I've been angry since September 11, 2001. The erosion of our civil liberties under the guise of fighting the "war on terrorism" has made me angry. I get angry when I see Arab and Muslim Americans racially profiled in America's airports and on America's streets. I am angry that my patriotism and loyalty are continually questioned solely because of my faith and ethnic background. I get angry when I see Arab and Muslim-Americans--along with non-Muslims who look like Muslims--physically attacked because of their identity. I get angry when I see mosques and Islamic centers attacked, vandalized, ransacked, and even burned to the ground--the latest in Georgia in August. All these new realities for Muslims in America make me very angry indeed.

My anger, however, quickly turns to shame. Now I have had a taste, if only the slightest taste, of what African-Americans have experienced for centuries in America. Racial profiling is not new. Allegations of racial profiling against African-Americans committed by police officers and others have been leveled many times before September 11. African-Americans have been looked at with suspicion for decades before I was even born. African-American churches have been ransacked and burned to the ground, not only in the 1940s and 50s, but as recently as the 1990s. African-Americans, including many Muslim African-Americans, have shed their blood on America's streets so that I can enjoy relative freedom from the discrimination they suffered for centuries. They are my heroes, and I am ashamed.

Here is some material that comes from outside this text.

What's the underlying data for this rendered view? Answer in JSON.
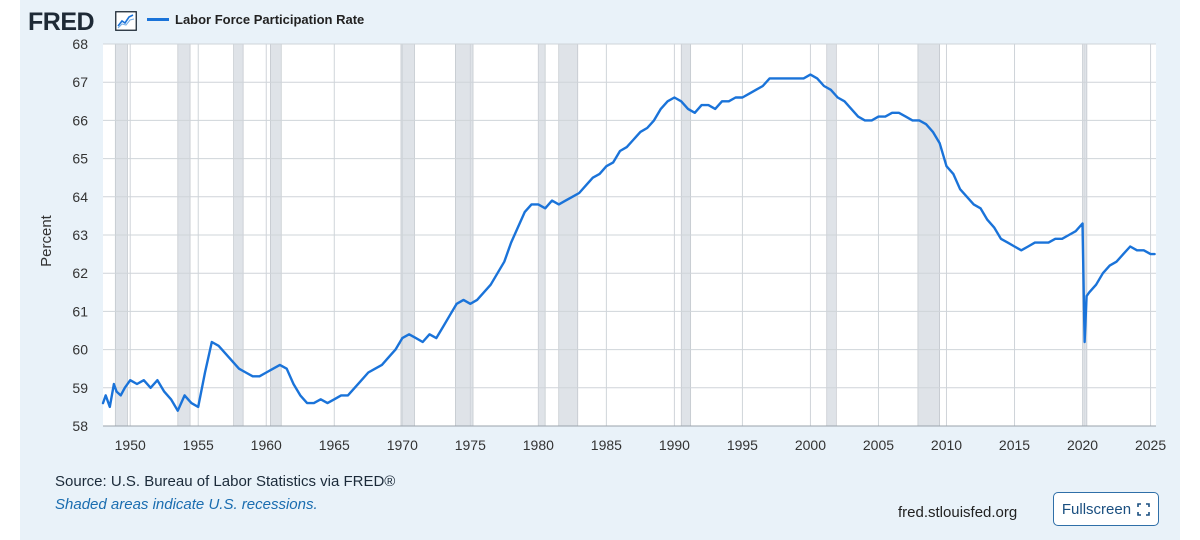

I am ashamed not because I have committed racial profiling or have discriminated against African-Americans. No. I am ashamed of not raising my voice loud enough in protest against racial profiling and other forms of racism before September 11. The Qur'an teaches me that I must stand up for justice, even if it were against my own self. The Prophet Muhammad (peace be upon him) told me that if I see something wrong, I should seek to change it. King said he refused "to believe that the Bank of Justice is bankrupt." He was right, and Muslims, in fact, should be tellers in that Bank. An injustice against any human being anywhere is an affront every Muslim everywhere. Therefore, I am ashamed.

The infamy of racial profiling is just as repugnant when it is directed toward African-Americans or Hispanics as it is when directed toward Arab and Muslim Americans. I was not yet born when Americans marched in Selma, Ala., to protest racism in America. But I should have been on the streets protesting the racial profiling of African-Americans and other minorities when I came of age a decade ago. My faith demanded such of me, and I fell short of its standards. I am ashamed, and I pray God's forgiveness for my shortcomings.

I recently told an African-American colleague of mine that it has become quite difficult for Arab and Muslim Americans after the September 11 attacks. He looked at me and said, "Racial profiling is not new...get used to it." He was half-joking, but his words have echoed in me. He is right; racial profiling is not a new phenomenon, and I will do my best to protest and combat this ugly manifestation of racism in America in the future. I would not be truly Muslim if I did not.

One last thing. Just up the street from ISNA's convention was the annual convention of the American Muslim Society (AMS), a predominantly African-American Muslim organization. For whatever reason, there could not be one joint convention of both Muslim organizations. That makes me sad. I must give Muslim leaders credit: both conventions had reciprocal registrations, meaning anyone who was registered for one convention was automatically registered for the other. That is a start. But I also support a suggestion made by Muslim activist Rami Nashashibi: If ISNA and AMS hold their conventions in Chicago next year, they should hold one large conference. If that isn't possible ISNA should cancel its convention and join AMS. What an excellent idea.